Trouble began brewing even before the rollout of the new regulations. Mainland Christians were sporadically barred from attending conferences and conventions in Hong Kong, and Hong Kong pastors have increasingly paid a price for trying to spread the gospel beyond the territory’s border.
In 2016, China Aid held a training in Hong Kong attended by over 400 mainland Christians. Not long after the event, Fu said three facilitators from the Chinese University of Hong Kong faced repercussions when they tried to visit the mainland: in some cases they were beaten, and in others warned.
“The authorities have their lists. If you are on the list, you have become a target, and you are not allowed to cross the border,” says Rev. Wu.
In an unprecedented incident portending the tightening restrictions to come, in 2015, Rev. Philip Woo was summoned from his Hong Kong office across the border. Religious affairs authorities there instructed him to stop teaching mainland students, and to stop posting online advertisements offering to ordain mainland pastors. Since then, he says he’s also been warned by Hong Kong’s authorities to call off trips to the mainland, where he has been unable to return for over a year.

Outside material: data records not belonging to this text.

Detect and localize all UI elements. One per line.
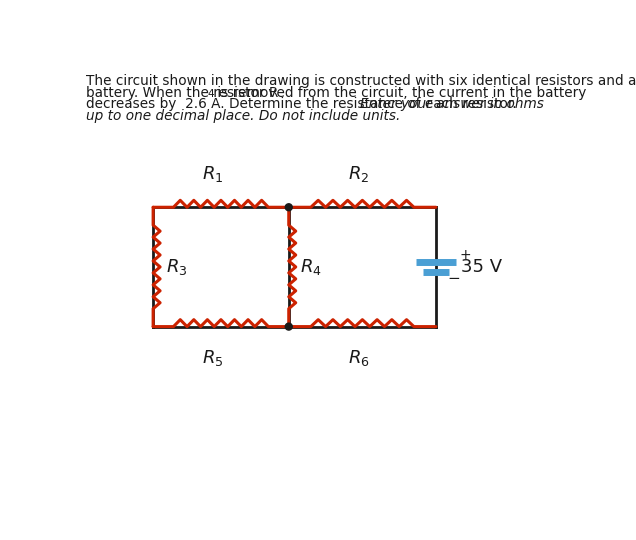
Text: Enter your answer in ohms: Enter your answer in ohms [360,97,544,111]
Circle shape [286,204,292,211]
Text: +: + [459,248,471,262]
Text: $R_2$: $R_2$ [348,164,369,184]
Text: 4: 4 [207,89,214,99]
Text: decreases by  2.6 A. Determine the resistance of each resistor.: decreases by 2.6 A. Determine the resist… [86,97,521,111]
Text: $R_6$: $R_6$ [348,348,370,368]
Circle shape [286,323,292,330]
Text: $R_1$: $R_1$ [202,164,224,184]
Text: 35 V: 35 V [461,258,502,276]
Text: $R_3$: $R_3$ [165,257,187,277]
Text: $R_4$: $R_4$ [300,257,321,277]
Text: battery. When the resistor R: battery. When the resistor R [86,85,278,99]
Text: The circuit shown in the drawing is constructed with six identical resistors and: The circuit shown in the drawing is cons… [86,74,636,88]
Text: is removed from the circuit, the current in the battery: is removed from the circuit, the current… [213,85,586,99]
Text: −: − [448,271,460,286]
Text: up to one decimal place. Do not include units.: up to one decimal place. Do not include … [86,109,400,123]
Text: $R_5$: $R_5$ [202,348,224,368]
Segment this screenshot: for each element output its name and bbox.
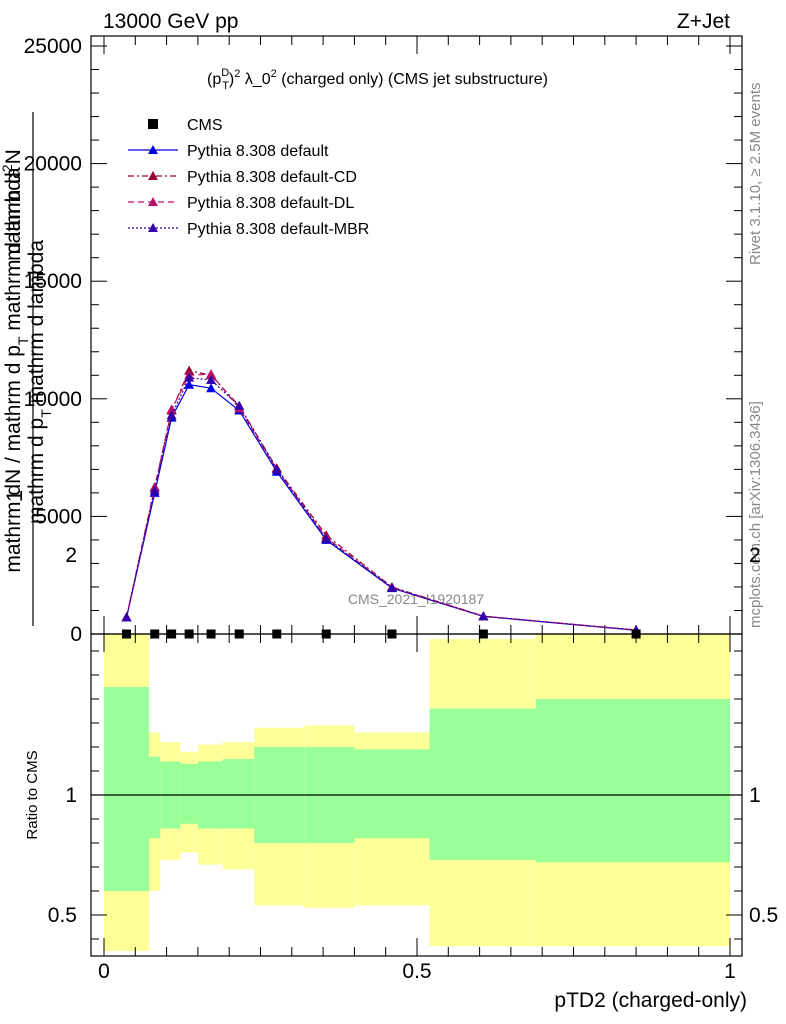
y-label-denominator-outer: mathrm dN / mathrm d pT mathrm d lambda: [2, 167, 31, 573]
legend-entry-label: CMS: [187, 117, 223, 134]
series-point-0: [206, 383, 217, 393]
inner-band-5: [222, 759, 255, 829]
legend-marker-triangle: [148, 223, 158, 232]
axes-ticks: [91, 36, 742, 956]
x-tick-label: 0.5: [402, 960, 431, 983]
series-point-0: [184, 379, 195, 389]
mcplots-label: mcplots.cern.ch [arXiv:1306.3436]: [747, 401, 764, 628]
x-axis-label: pTD2 (charged-only): [554, 989, 747, 1012]
main-y-tick-label: 15000: [24, 270, 82, 293]
header-process-label: Z+Jet: [677, 10, 730, 33]
series-point-3: [184, 372, 195, 382]
rivet-version-label: Rivet 3.1.10, ≥ 2.5M events: [747, 83, 764, 266]
cms-data-point: [150, 629, 160, 639]
cms-data-markers: [122, 629, 641, 639]
legend-marker-triangle: [148, 197, 158, 206]
y-label-one: 1: [2, 490, 27, 502]
legend-entry-label: Pythia 8.308 default-MBR: [187, 221, 369, 238]
legend: CMS Pythia 8.308 default Pythia 8.308 defa…: [128, 117, 369, 238]
cms-data-point: [206, 629, 216, 639]
series-point-3: [166, 410, 177, 420]
cms-data-point: [234, 629, 244, 639]
ratio-y-tick-labels: 0.5 0.5 1 1 2 2: [48, 544, 778, 927]
inner-band-10: [535, 699, 730, 863]
main-y-tick-label: 0: [70, 623, 82, 646]
legend-marker-triangle: [148, 145, 158, 154]
mc-series: [121, 365, 642, 635]
ratio-y-tick-label-right: 0.5: [749, 904, 778, 927]
cms-data-point: [478, 629, 488, 639]
cms-data-point: [631, 629, 641, 639]
ratio-uncertainty-bands: [91, 634, 742, 951]
series-point-3: [386, 582, 397, 592]
main-y-tick-label: 20000: [24, 153, 82, 176]
ratio-y-tick-label-right: 1: [749, 784, 761, 807]
series-point-2: [206, 369, 217, 379]
y-label-numerator-outer: mathrm d2N: [0, 149, 25, 261]
main-y-tick-labels: 0 5000 10000 15000 20000 25000: [24, 35, 82, 646]
ratio-y-tick-label-left: 0.5: [48, 904, 77, 927]
series-line-2: [125, 373, 637, 631]
series-point-1: [184, 365, 195, 375]
inner-band-8: [354, 749, 430, 839]
main-y-tick-label: 10000: [24, 388, 82, 411]
svg-text:(pDT)2 λ_02 (charged only) (CM: (pD T)2 λ_02 (charged only) (CMS jet subs…: [207, 67, 548, 92]
series-point-3: [206, 374, 217, 384]
cms-data-point: [272, 629, 282, 639]
cms-data-point: [321, 629, 331, 639]
ratio-y-axis-label: Ratio to CMS: [24, 750, 41, 839]
ratio-y-tick-label-left: 1: [65, 784, 77, 807]
series-point-2: [166, 404, 177, 414]
series-point-3: [478, 611, 489, 621]
legend-marker-cms: [148, 119, 158, 129]
main-y-tick-label: 25000: [24, 35, 82, 58]
ratio-y-tick-label-right: 2: [749, 544, 761, 567]
x-tick-labels: 0 0.5 1: [98, 960, 736, 983]
main-plot-title: (pD T)2 λ_02 (charged only) (CMS jet subs…: [207, 67, 548, 92]
inner-band-3: [180, 763, 198, 824]
series-point-3: [271, 464, 282, 474]
legend-entry-label: Pythia 8.308 default: [187, 143, 329, 160]
cms-data-point: [167, 629, 177, 639]
cms-data-point: [122, 629, 132, 639]
series-point-3: [321, 533, 332, 543]
x-tick-label: 1: [724, 960, 736, 983]
series-point-3: [234, 400, 245, 410]
ratio-y-tick-label-left: 2: [65, 544, 77, 567]
series-point-3: [121, 612, 132, 622]
analysis-watermark: CMS_2021_I1920187: [348, 591, 484, 607]
x-tick-label: 0: [98, 960, 110, 983]
legend-entry-label: Pythia 8.308 default-DL: [187, 195, 354, 212]
inner-band-1: [149, 756, 161, 839]
header-energy-label: 13000 GeV pp: [103, 10, 238, 33]
series-point-3: [149, 485, 160, 495]
inner-band-9: [429, 708, 536, 860]
y-label-numerator-inner: mathrm d pT mathrm d lambda: [25, 240, 54, 524]
cms-data-point: [387, 629, 397, 639]
cms-data-point: [184, 629, 194, 639]
main-y-axis-label: 1 mathrm dN / mathrm d pT mathrm d lambd…: [0, 112, 54, 626]
main-y-tick-label: 5000: [35, 505, 82, 528]
inner-band-0: [104, 687, 150, 891]
legend-entry-label: Pythia 8.308 default-CD: [187, 169, 357, 186]
legend-marker-triangle: [148, 171, 158, 180]
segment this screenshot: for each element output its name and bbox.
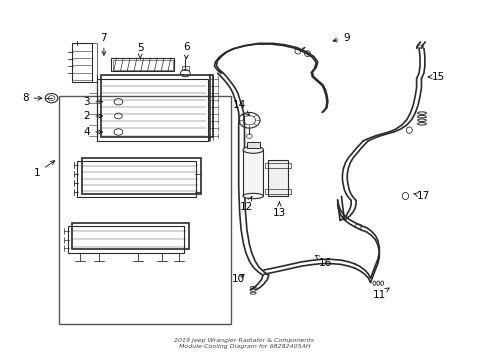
Text: 2019 Jeep Wrangler Radiator & Components
Module-Cooling Diagram for 68282405AH: 2019 Jeep Wrangler Radiator & Components… [174,338,314,349]
Bar [77,162,196,197]
Bar [243,150,263,196]
Bar [265,189,290,194]
Bar [102,75,213,137]
Bar [59,96,231,324]
Text: 15: 15 [427,72,444,82]
Text: 8: 8 [22,93,42,103]
Text: 4: 4 [83,127,102,137]
Ellipse shape [243,146,263,153]
Bar [67,226,183,253]
Text: 12: 12 [239,197,252,212]
Bar [72,223,188,249]
Text: 2: 2 [83,111,102,121]
Text: 10: 10 [232,274,245,284]
Ellipse shape [243,193,263,199]
Bar [267,161,287,196]
Text: 5: 5 [137,43,143,59]
Text: 7: 7 [101,33,107,55]
Text: 14: 14 [233,100,248,115]
Bar [82,158,201,194]
Bar [182,66,188,71]
Bar [112,60,172,71]
Bar [97,78,208,141]
Text: 1: 1 [34,161,55,178]
Text: 17: 17 [413,191,429,201]
Text: 3: 3 [83,97,102,107]
Bar [246,141,259,148]
Text: 11: 11 [372,288,388,300]
Text: 13: 13 [272,202,285,218]
Bar [111,58,174,72]
Text: 16: 16 [315,255,331,267]
Bar [72,43,92,82]
Text: 9: 9 [332,33,349,43]
Text: 6: 6 [183,41,189,59]
Bar [265,163,290,167]
Bar [72,43,97,82]
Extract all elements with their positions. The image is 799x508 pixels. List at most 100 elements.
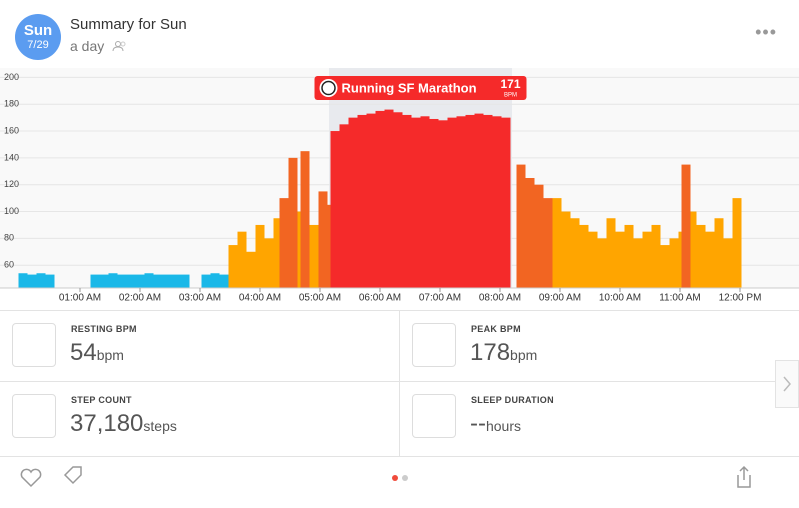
bar — [501, 117, 511, 288]
bar — [27, 274, 37, 288]
bar — [108, 273, 118, 288]
footer-icons — [20, 465, 751, 488]
bar — [393, 112, 403, 288]
tag-button[interactable] — [63, 466, 82, 485]
bar — [255, 224, 265, 288]
stat-icon — [412, 323, 456, 367]
stat-cell: SLEEP DURATION --hours — [400, 382, 799, 454]
bar — [279, 198, 289, 288]
bar — [273, 218, 283, 288]
bar — [117, 274, 127, 288]
bar — [264, 238, 274, 288]
bar — [288, 157, 298, 288]
bar — [420, 116, 430, 288]
stat-value-row: 178bpm — [470, 339, 537, 367]
bar — [36, 273, 46, 288]
stat-value: -- — [470, 410, 486, 437]
bar — [180, 274, 190, 288]
x-tick-label: 02:00 AM — [119, 293, 161, 304]
x-tick-label: 06:00 AM — [359, 293, 401, 304]
bar — [366, 113, 376, 288]
x-tick-label: 03:00 AM — [179, 293, 221, 304]
bar — [144, 273, 154, 288]
stat-icon — [412, 394, 456, 438]
bar — [447, 117, 457, 288]
bar — [615, 231, 625, 288]
stat-value: 178 — [470, 339, 511, 366]
bar — [339, 124, 349, 288]
y-tick-label: 80 — [4, 233, 14, 243]
bar — [90, 274, 100, 288]
x-tick-label: 12:00 PM — [719, 293, 762, 304]
bar — [201, 274, 211, 288]
y-tick-label: 180 — [4, 99, 19, 109]
x-tick-label: 11:00 AM — [659, 293, 701, 304]
date: 7/29 — [27, 39, 49, 51]
subtitle: a day — [70, 38, 128, 54]
bar — [660, 245, 670, 288]
bar — [597, 238, 607, 288]
bar — [228, 245, 238, 288]
like-button[interactable] — [20, 468, 42, 488]
bar — [219, 274, 229, 288]
x-tick-label: 07:00 AM — [419, 293, 461, 304]
bar — [606, 218, 616, 288]
bar — [483, 114, 493, 288]
bar — [309, 224, 319, 288]
bar — [723, 238, 733, 288]
bar — [429, 118, 439, 288]
bar — [561, 211, 571, 288]
activity-bpm: 171 — [500, 77, 520, 91]
page-dot — [392, 475, 398, 481]
bar — [687, 211, 697, 288]
bar — [732, 198, 742, 288]
day: Sun — [23, 22, 53, 39]
activity-icon-ball — [321, 80, 336, 96]
activity-unit: BPM — [504, 93, 517, 99]
y-tick-label: 140 — [4, 152, 19, 162]
bar — [525, 178, 535, 288]
x-tick-label: 10:00 AM — [599, 293, 641, 304]
bar — [126, 274, 136, 288]
bar — [348, 117, 358, 288]
bar — [357, 114, 367, 288]
activity-name: Running SF Marathon — [342, 80, 477, 95]
bar — [633, 238, 643, 288]
share-button[interactable] — [737, 465, 751, 488]
x-tick-label: 01:00 AM — [59, 293, 101, 304]
bar — [492, 116, 502, 288]
bar — [162, 274, 172, 288]
bar — [99, 274, 109, 288]
bar — [438, 120, 448, 288]
stat-icon — [12, 394, 56, 438]
bar — [384, 109, 394, 289]
more-menu[interactable]: ••• — [755, 22, 777, 42]
stat-value-row: 37,180steps — [70, 410, 177, 438]
bar — [465, 114, 475, 288]
bar — [588, 231, 598, 288]
stat-value-row: 54bpm — [70, 339, 124, 367]
y-tick-label: 60 — [4, 260, 14, 270]
stat-value: 37,180 — [70, 410, 144, 437]
bar — [642, 231, 652, 288]
bar — [237, 231, 247, 288]
bar — [651, 224, 661, 288]
stat-value: 54 — [70, 339, 97, 366]
x-tick-label: 08:00 AM — [479, 293, 521, 304]
subtitle-text: a day — [70, 38, 105, 54]
bar — [552, 198, 562, 288]
bar — [705, 231, 715, 288]
page-dot — [402, 475, 408, 481]
bar — [534, 184, 544, 288]
title: Summary for Sun — [70, 16, 187, 33]
bar — [210, 273, 220, 288]
next-arrow[interactable] — [775, 360, 799, 408]
stat-unit: steps — [143, 418, 177, 434]
y-tick-label: 100 — [4, 206, 19, 216]
bar — [456, 116, 466, 288]
heart-rate-chart: 60 80 100 120 140 160 180 200 01:00 AM 02:00 AM 03… — [0, 68, 799, 304]
bar — [669, 238, 679, 288]
stat-unit: bpm — [510, 347, 538, 363]
people-icon — [112, 41, 126, 52]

“The Chinese government should not be trying to interfere,” he says.
But for the Communist Party, there are practical reasons to clamp down, says Fenggang, from Purdue University.
Christians, drawn to the faith’s moral compass, “have shown the will to challenge the injustice of the party-state,” he wrote by email. “Their presence is a challenge to the moral authority of the party-state. The more the party-state feels the lack of moral authority, the more it [will] try to suppress Christianity.”
Participants raise their hands in prayer during the first Global Chinese Alpha conference in Hong Kong, April 10, 2007.
AFP/Getty Images
Yet paradoxically, the more severe the persecution, the more people are drawn to Christianity.
“By clamping down on it, the Communist Party has multiplied it,” says Carsten Vala, chair of the political science department at Loyola University.
He also noted that while most Chinese Christians are not interested in seizing political power, Christianity and communism are inherently at odds, competing over the souls and loyalties of the people.
“Protestants have arguably created the most sustained structural challenges to the Chinese Communist Party’s ordering of society,” Vala says.
Rev. C. says he is motivated by the belief that if Christianity continues to grow in China, it’s conceivable that 20-25% of the country could be Christian. At that point, he says, “the Communist Party will not be able to handle it.”
“With Christianity [there will be] morals, ethics, just laws, and a will to enforce it,” he says.”Only Christianity can change this country.”